Bir diğer nokta da, Kıbrıs meselesinin doğurduğu Türk-Yunan gerginliğinin, aynı zamanda Türk-Amerikan münasebetlerine de tesir etmesidir. Kıbrıs meselesi Türk-Amerikan münasebetlerinin de yapı ve mahiyet değiştirmesine sebep olmuştur. 1964 Haziran ayında Amerika Başkanı Johnson'ın Türkiye başbakanına gönderdiği manasız ve sert mektup, Türkiye'yi, 1945'ten beri münasebetlerinin gayet soğuk olduğu Sovyetler Birliği'ne yaklaşmaya ve bu ülke ile münasebetlerine yeni bir şekil vermeye sevk etmiştir.

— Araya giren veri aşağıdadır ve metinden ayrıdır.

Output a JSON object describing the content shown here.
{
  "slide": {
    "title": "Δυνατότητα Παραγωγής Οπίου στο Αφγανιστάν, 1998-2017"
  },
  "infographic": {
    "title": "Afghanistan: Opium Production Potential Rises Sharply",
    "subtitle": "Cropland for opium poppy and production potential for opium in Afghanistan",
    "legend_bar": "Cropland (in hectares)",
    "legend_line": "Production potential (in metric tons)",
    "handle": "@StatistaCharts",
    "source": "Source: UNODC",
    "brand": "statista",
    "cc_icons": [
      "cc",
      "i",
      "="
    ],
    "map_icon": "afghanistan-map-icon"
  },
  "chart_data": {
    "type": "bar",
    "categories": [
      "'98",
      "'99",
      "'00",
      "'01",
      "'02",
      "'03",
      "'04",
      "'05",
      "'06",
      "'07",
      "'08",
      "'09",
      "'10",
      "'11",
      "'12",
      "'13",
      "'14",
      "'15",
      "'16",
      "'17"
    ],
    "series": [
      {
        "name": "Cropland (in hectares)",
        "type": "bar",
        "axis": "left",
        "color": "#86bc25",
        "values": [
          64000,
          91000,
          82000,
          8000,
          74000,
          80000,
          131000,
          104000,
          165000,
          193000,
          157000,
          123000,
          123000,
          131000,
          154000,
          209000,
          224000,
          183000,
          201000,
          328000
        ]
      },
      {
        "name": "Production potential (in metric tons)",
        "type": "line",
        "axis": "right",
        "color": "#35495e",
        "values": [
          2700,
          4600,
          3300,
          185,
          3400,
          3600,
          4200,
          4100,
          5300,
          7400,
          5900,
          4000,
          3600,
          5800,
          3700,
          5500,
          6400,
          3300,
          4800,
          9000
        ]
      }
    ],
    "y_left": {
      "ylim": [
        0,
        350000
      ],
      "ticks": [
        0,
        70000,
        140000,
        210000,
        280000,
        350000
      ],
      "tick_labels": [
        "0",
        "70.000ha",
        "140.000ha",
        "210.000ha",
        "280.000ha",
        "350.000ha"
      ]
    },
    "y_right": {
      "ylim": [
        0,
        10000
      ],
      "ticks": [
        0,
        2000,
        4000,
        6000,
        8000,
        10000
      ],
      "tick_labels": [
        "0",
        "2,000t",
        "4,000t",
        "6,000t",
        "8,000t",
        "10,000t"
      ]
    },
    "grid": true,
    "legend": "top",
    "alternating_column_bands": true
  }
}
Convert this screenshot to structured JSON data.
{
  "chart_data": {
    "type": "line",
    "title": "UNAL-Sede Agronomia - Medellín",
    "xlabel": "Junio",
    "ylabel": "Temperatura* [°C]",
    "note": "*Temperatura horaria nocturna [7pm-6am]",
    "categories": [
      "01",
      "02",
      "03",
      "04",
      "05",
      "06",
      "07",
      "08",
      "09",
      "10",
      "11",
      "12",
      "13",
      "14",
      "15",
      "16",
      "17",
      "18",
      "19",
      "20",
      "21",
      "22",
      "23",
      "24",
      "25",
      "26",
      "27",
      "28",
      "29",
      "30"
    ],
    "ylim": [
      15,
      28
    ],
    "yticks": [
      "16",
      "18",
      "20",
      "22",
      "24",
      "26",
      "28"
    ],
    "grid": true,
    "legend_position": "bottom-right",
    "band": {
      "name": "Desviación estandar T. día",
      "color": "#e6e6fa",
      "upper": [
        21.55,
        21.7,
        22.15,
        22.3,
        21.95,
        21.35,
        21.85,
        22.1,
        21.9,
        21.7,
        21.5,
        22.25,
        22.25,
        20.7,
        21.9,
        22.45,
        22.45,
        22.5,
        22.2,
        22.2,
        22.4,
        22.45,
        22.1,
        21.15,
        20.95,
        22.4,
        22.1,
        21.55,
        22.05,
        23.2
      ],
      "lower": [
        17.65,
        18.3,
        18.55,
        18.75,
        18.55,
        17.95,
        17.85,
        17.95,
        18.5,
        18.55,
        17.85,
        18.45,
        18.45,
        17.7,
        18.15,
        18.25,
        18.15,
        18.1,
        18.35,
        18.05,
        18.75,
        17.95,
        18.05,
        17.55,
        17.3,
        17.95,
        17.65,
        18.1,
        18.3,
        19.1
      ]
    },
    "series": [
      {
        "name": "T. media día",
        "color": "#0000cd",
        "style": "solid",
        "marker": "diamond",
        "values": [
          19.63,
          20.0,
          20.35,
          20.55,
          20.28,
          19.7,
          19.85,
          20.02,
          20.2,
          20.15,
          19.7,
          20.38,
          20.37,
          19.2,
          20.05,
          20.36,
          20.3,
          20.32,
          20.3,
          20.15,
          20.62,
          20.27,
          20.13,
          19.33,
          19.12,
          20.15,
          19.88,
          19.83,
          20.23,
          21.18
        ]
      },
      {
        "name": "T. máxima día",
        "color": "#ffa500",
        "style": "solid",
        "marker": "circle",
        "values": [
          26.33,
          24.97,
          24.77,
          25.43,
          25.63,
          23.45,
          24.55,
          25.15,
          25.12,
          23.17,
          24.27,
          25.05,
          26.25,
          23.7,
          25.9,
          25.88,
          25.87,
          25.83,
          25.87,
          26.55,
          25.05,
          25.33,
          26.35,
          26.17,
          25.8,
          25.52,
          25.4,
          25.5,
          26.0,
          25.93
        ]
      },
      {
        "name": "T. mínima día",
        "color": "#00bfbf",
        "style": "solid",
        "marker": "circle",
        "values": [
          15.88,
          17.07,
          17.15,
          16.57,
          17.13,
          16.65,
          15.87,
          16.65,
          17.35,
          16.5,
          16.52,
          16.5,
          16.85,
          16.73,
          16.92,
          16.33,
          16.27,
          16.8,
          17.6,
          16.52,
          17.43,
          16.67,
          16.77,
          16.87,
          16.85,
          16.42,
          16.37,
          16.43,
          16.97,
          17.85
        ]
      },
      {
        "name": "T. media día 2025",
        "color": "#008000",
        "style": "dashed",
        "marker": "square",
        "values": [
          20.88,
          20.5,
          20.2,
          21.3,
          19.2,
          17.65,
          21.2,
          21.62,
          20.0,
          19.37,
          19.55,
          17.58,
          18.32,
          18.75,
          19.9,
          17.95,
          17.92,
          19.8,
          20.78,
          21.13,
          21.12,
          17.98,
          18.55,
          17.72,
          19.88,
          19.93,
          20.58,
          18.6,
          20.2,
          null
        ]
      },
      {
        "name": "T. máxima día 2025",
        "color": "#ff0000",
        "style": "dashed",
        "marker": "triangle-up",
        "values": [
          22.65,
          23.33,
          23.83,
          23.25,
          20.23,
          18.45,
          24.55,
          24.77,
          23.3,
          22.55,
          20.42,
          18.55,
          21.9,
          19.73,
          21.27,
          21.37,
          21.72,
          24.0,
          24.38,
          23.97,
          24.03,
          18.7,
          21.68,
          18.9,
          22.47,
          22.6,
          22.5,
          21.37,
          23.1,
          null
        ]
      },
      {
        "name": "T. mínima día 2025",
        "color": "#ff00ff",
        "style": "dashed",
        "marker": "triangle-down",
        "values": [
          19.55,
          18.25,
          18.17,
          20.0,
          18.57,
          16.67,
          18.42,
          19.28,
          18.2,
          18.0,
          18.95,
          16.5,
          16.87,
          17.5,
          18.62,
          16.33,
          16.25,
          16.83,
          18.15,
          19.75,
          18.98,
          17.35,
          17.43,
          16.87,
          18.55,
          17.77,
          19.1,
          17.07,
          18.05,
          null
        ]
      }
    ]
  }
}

Onun içindir ki, 1965'ten itibaren Türkiye ile Sovyetler Birliği arasındaki münasebetlerde, bilhassa ekonomik alanda, birdenbire bir sıçrama müşahade edilmiştir.
Keza Arap dünyasına yaklaşma da yine 1960'ların ortalarında oluşmaya başlamıştır ki, 1963-1964 Kıbrıs Buhranı bir bakımaTürk dış politikasını "çok kutupluluğa" doğru itmiştir demek yanlış olmayacaktır.
1967 Kıbrıs Buhranı, Türk-Amerikan münasebetlerine fazla tesir etmemiş ise de Türk-Yunan münasebetleri için yeni bir darbe olmuştur. Türk-Yunan münasebetlerinin bozulması 1967 buhranında bir merhale daha ileriye gitmiştir.
Fakat 1974 Kıbrıs Buhranı hem Türk-Yunan hem de Türk-Amerikan münasebetlerine en ağır darbelerini indirmiştir. Hele Amerika'nın 1975'ten itibaren üç yıl sürecek olan, Türkiye'ye tatbik ettiği silah ambargosu, tesirlerini günümüze kadar devam ettirecek bir. Bu ambargo, Türk-Amerikan münasebetlerinin çok muhtaç olduğu "güvenilebilirlik" faktöründe çok ağır bir yara açmıştır.
1975'ten itibaren Türk-Yunan çatışmasına, kıta sahanlığı, kara suları ve hava kontrol sahası gibi unsurları içine alan bir "Ege Meselesi" de ilave olacaktır.